Of course, PC gamers have access to hundreds of millions of games, while Stadia users will be limited to about 30 titles when the service launches. Similarly, if you’ve already invested in a PlayStation 4, Xbox One, or Nintendo Switch, rebuilding your collection of games on Stadia probably isn’t worth it for the small upgrade in graphical quality. Those home consoles also have exclusive games that aren’t available on Stadia or PC.
Read more: Google just detailed Stadia, its ambitious attempt to upend the video-game industry and take on Xbox and PlayStation. Here’s everything we know so far.
That said, Stadia has the support of major video game publishers and will become a regular destination for newly released games in the future. Google is also planning to develop its own exclusive titles for Stadia, but they wont be ready until later in 2020.
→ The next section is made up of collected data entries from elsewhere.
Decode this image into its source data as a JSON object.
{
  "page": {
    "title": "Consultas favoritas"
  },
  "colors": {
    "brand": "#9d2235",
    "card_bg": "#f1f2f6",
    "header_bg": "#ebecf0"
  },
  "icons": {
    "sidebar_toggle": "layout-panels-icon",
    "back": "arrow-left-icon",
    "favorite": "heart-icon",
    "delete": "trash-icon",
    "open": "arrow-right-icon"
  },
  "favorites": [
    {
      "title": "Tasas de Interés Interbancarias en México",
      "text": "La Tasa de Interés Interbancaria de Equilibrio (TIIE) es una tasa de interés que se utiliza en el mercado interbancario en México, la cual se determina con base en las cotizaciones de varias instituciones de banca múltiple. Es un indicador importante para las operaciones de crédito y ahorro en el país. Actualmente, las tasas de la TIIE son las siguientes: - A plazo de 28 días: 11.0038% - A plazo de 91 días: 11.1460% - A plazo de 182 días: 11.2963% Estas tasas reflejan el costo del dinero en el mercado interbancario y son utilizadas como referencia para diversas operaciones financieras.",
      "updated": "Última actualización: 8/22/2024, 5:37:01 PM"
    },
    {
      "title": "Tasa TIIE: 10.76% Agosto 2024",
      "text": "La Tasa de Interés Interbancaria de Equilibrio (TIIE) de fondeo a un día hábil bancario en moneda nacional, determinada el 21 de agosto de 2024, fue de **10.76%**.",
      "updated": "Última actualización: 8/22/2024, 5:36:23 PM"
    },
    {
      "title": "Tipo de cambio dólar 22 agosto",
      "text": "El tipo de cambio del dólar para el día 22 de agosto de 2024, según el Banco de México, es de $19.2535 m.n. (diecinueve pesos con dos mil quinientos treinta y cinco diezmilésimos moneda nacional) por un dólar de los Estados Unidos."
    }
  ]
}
Buying and playing games on Stadia will require only a controller, an internet connection, and a computer capable of running Google Chrome. Google will also stream Stadia games to the Chromecast, and their Pixel 3 and Pixel 3a smartphones as well. Stadia plans to add the service to more mobile devices in the future.
While Stadia is a convenient home solution, it also sacrifices much of the flexibility that comes with a powerful PC or standard console. You won’t be able to trade-in your old game discs or lend them to a friend anf you wont be able to customize your games with modifications, an important caveat for many PC gamers. And because Stadia is a cloud service, you wont be able to access your games at all if you’re offline, a far cry from the portable fun of the Nintendo Switch.
Streaming at 4K resolution via Stadia will require a strong and stable internet connection; Google recommends a 35 Mbps download for playing in 4K. Streaming at that quality will also use about 15 GB of data per hour, so players will have to be mindful if their internet service comes with a data cap.
Ultimately, with the technological breakthroughs of streaming services like Stadia and Microsoft’s Project xCloud,hardcore gaming will gradually become less about how much money you invest in your machine, and more about how much time you invest in your favorite games.